Unbalanced into Balanced
Feb 18, 2008 04:44 pm No, not a problem at all. Balanced helps reject noise from getting into your chain through the cable itself. So if you have short cables, and don't run these short cables by any noisy things, then you won't have a problem.
Since: Apr 08, 2004
Noise sources can be power cables, flourescent lights, dimmer switches, and the like.
Just keep 'em short, and you won't have a problem.
Plus, balanced cables help keep mic level from getting noisy, whereas line level signals are much beefier, so they don't get noisy near as easy.
I use a Hosa snake for patching between components, like my mixer preamps over to my audio interface.
Feb 18, 2008 04:49 pm Heya TipMcVenus,
Since: Feb 07, 2005
I have that exact pre-amp and I haven't had any problems at all. I checked out the Tascam and just wanted to point out that it comes with 8 pres. Did you need a total of 16? Just a heads up in case you missed that part.
The eight mic inputs employ TASCAM Pro mic pres for 60 dB of gain and phantom power for studio-quality recordings.

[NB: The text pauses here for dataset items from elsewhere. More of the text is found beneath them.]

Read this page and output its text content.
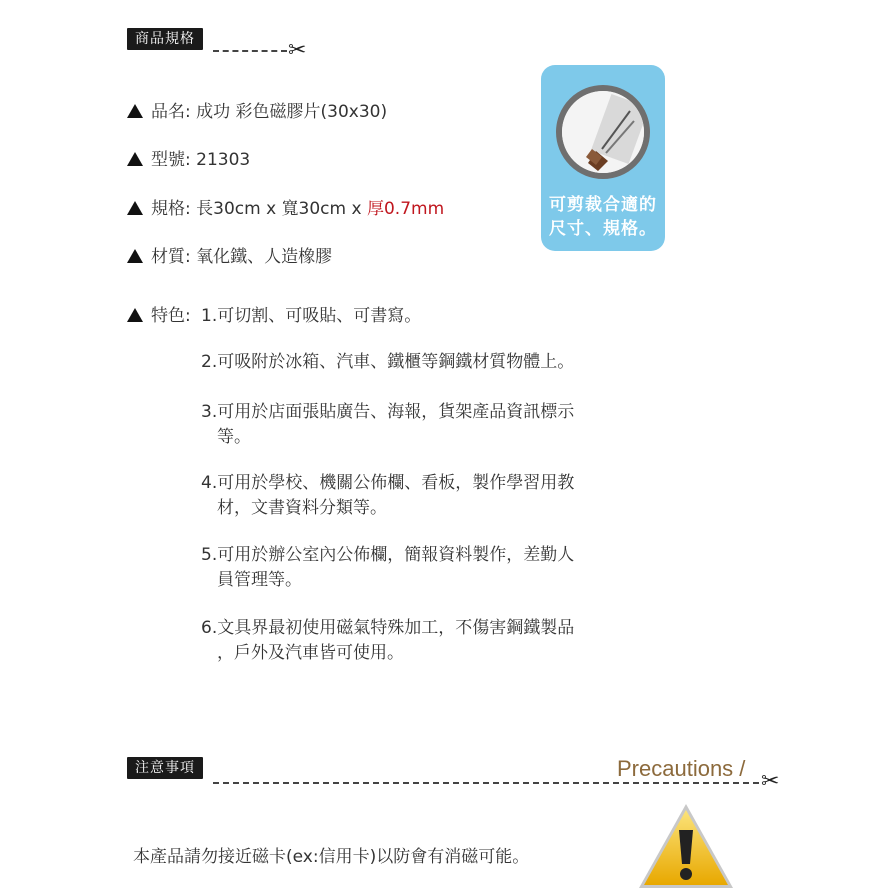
商品規格	✂
品名: 成功 彩色磁膠片(30x30)
型號: 21303
規格: 長30cm x 寬30cm x 厚0.7mm
材質: 氧化鐵、人造橡膠
特色: 1.可切割、可吸貼、可書寫。
2.可吸附於冰箱、汽車、鐵櫃等鋼鐵材質物體上。
3.可用於店面張貼廣告、海報，貨架產品資訊標示
等。
4.可用於學校、機關公佈欄、看板，製作學習用教
材，文書資料分類等。
5.可用於辦公室內公佈欄，簡報資料製作，差勤人
員管理等。
6.文具界最初使用磁氣特殊加工，不傷害鋼鐵製品
，戶外及汽車皆可使用。
可剪裁合適的
尺寸、規格。
注意事項	Precautions /
✂
本產品請勿接近磁卡(ex:信用卡)以防會有消磁可能。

Feb 19, 2008 12:05 am thanks for the info and yes i definitely wanted the additional inputs for live recordings.
to clarify: i can use either TS or TRS cables?
this is what i was thinking: www.guitarcenter.com/AP-A...source=4TEM8XOC
Feb 19, 2008 07:35 am Yep, using a balanced / stereo cable in a mono jack will only use one side of the signal. In balanced context, that means only one side of the balanced signal. This is what gets sent in an unbalanced cable, so it's no different than using unbalanced / mono cable in the first place.
Since: Apr 08, 2004
To give a little history, balanced circuitry sends two copies of the same signal, plus a ground. That's why there's 3 connectors in an XLR jack, and a TRS 1/4" plug. These connectors are called hot (+), cold (-), and ground. The hot and cold are 180 deg out of phase from each other. At the other end, the two signals are put back in phase, and any noise picked up along the way (on the cable) is nulled out, thereby eliminating any noise from the cable.
In mic cables, where there's possibly 20 or 30 feet of run, it's easy to pick up noise, since the mic signal is very weak. Balanced helps keep noise out. Plus, having 2 signals makes mic cables able to be longer. In line level patch cables, the signal is alot bigger, compared to mic level. So it's better at not picking up any noticable noise. That's why unbalanced line level cables are much more acceptable.